The DLC coating is an option Trend offers for the rocker shafts. DLC stands for “Diamond-Like Coating” because it is both incredibly hard and incredibly slick. DLC coatings are often used on wrist pins by NASCAR Cup, F1 and top-level drag racing engine builders because the coating keeps steel wrist pins from galling in the aluminum piston pin bores despite minimal oiling because of aggressive dry sump oiling systems. For the rocker shafts, the DLC coating goes on approximately four-microns thick and increases both surface hardness and lubricity. Engine builders have found that the addition of the DLC coating helps so much that they can now run rocker arms without a bushing on the inside.
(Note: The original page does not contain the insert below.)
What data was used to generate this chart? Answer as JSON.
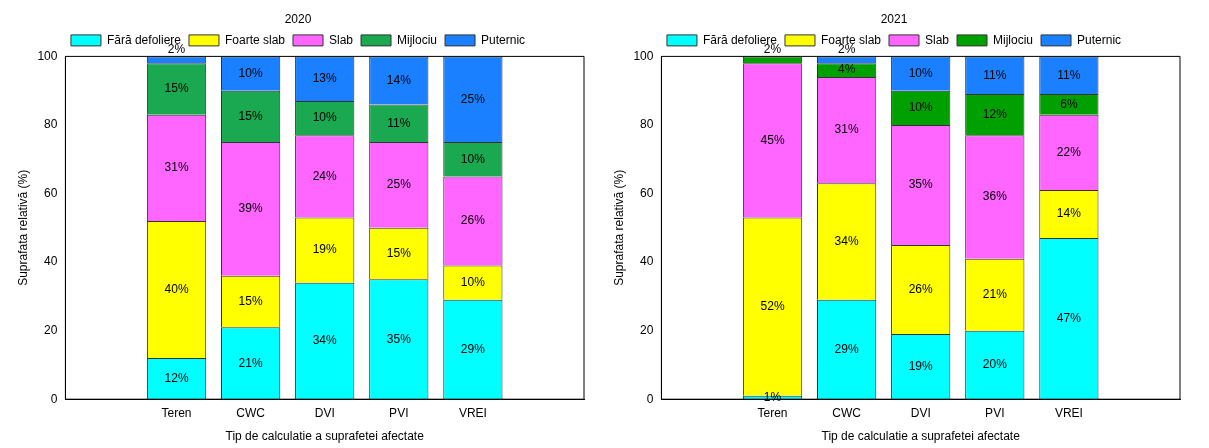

“Once the surface finish is practically perfect,” Rhodey continues, “we go through with a ball hone and clean out the inside surface of the tube just to clean it out and make sure nothing is in there. We also blend down any rough edges so there are no weak points in the structure. Then we also add the rocker stanchions, which really are works of art. They are 6061 aluminum, precision CNC machined pieces that we anodize blue and then hand polish individually. Each one is a thing of beauty.”
And then Rhodey adds, deadpan, “We tend to overkill everything.”